We want a parameterized class of generative networks as models. The parameter values should such that, via a prefix-free encoding, they induce a _meaningful_ prior on the models. We desire a few properties:
- Every image of $N$ bits (uncompressed) can be generated by a model taking no input and having a prior probability as close to $2^{-N}$ as possible;
- There is a model taking $N$ bits of input such that every image of $N$ bits can be generated by it.

For convenience we may fix the size of the output image and pretend the size, $N$, is known to a model. To be completely thorough, this would add $\log N$ bits to the input of the model. The input of the model is treated as an enumeration of the images generated by it, so strictly speaking the model class should come with a way to scale models to arbitrary input sizes.

A large-ish image size limits the impact of small constants.

In [None]:
# The size of the generated image
height = width = 256
channels = 1
## With color images (channels = 3), the lack of coherence between channels makes for very noisy images

# Let's go with 4 bits per pixel per channel (4096 colors)
uncompressed = height * width * channels * 4

In [None]:
# We divide the uncompressed bits uniformly at random into three types of information
_splits = sorted(np.random.choice(uncompressed - 1, 2, replace=False))
soph = _splits[0] + 1
noise = _splits[1] - _splits[0]
redundancy = uncompressed - 1 - _splits[1]

print('uncompressed  ', uncompressed)
print('sophistication', soph)
print('noise         ', noise)
print('redundancy    ', redundancy)

We are now tasked with using `soph` bits to initiate a network that takes `noise` bits as input and generates `uncompressed` bits (shaped correctly) as output.
When choosing the `soph` bits and the `noise` bits randomly, then, with high probability, the generated image has a _sophistication_ and _noise_ close to `soph` and `noise`, respectively.

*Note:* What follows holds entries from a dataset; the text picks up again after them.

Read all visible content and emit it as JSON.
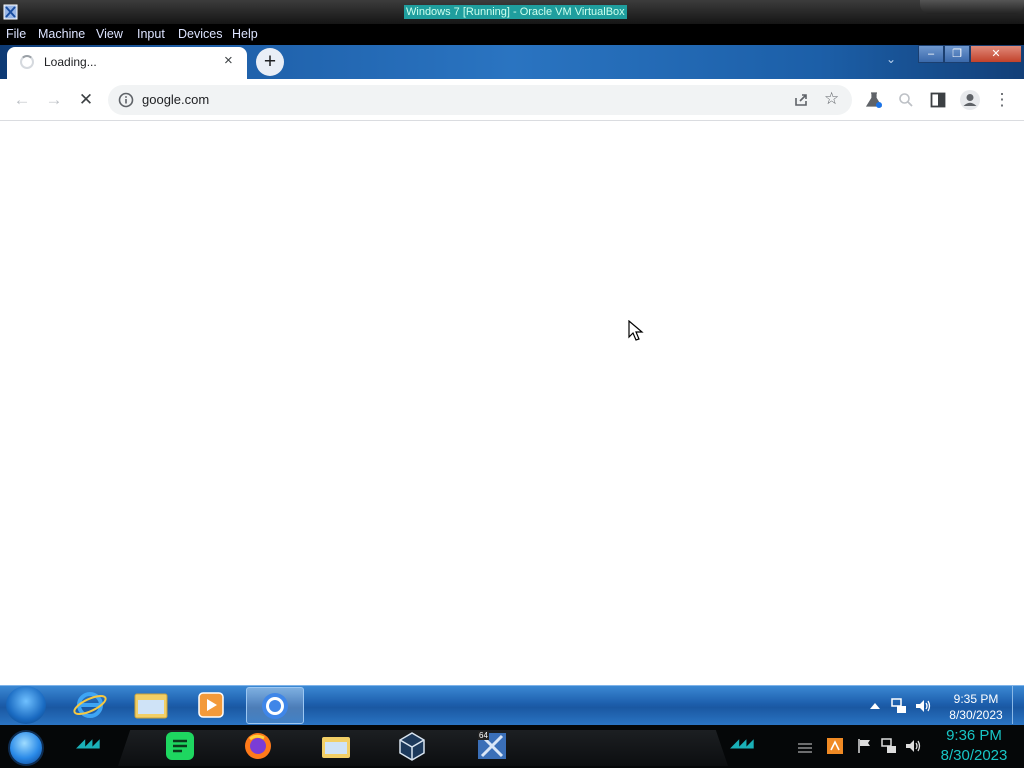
{
  "vbox": {
    "title": "Windows 7 [Running] - Oracle VM VirtualBox",
    "menu": [
      "File",
      "Machine",
      "View",
      "Input",
      "Devices",
      "Help"
    ]
  },
  "chrome": {
    "tab_title": "Loading...",
    "tab_close": "×",
    "new_tab": "+",
    "tab_search": "⌄",
    "url": "google.com",
    "window_controls": {
      "minimize": "–",
      "maximize": "❐",
      "close": "✕"
    },
    "toolbar": {
      "back": "←",
      "forward": "→",
      "stop": "✕",
      "star": "☆",
      "menu": "⋮"
    }
  },
  "guest_taskbar": {
    "time": "9:35 PM",
    "date": "8/30/2023",
    "tray_arrow": "▲"
  },
  "host_taskbar": {
    "time": "9:36 PM",
    "date": "8/30/2023",
    "virtualbox_badge": "64"
  },
  "colors": {
    "taskbar_blue": "#1d5fad",
    "host_clock": "#18c6c6",
    "vbox_title_highlight": "#1f9e9e"
  }
}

A typical convolutional neural network (CNN) architecture is `INPUT -> [[CONV -> RELU]*N -> POOL?]*M -> [FC -> RELU]*K -> FC` (http://cs231n.github.io/convolutional-networks/).
In order to generate images from unstructured data, we simply reverse this architecture.
Note that pooling layers are not invertible.
It has been argued that the pooling layers should be replaced by increasing the stride of the convolutions (https://arxiv.org/abs/1412.6806), which suggests a fractional stride for the reverse direction.
A fractional stride is implemented by padding each pixel with zeros (indicative of the loss of information in pooling).
However, a fractional stride executed like this can introduce artifacts (https://distill.pub/2016/deconv-checkerboard/).
Therefore, we choose to invert the pooling layers simply by upscaling.
Although ReLU activation is not invertible per se, no expressive power is lost by using ReLU activation for the reverse direction (but filter weights may need to be adjusted).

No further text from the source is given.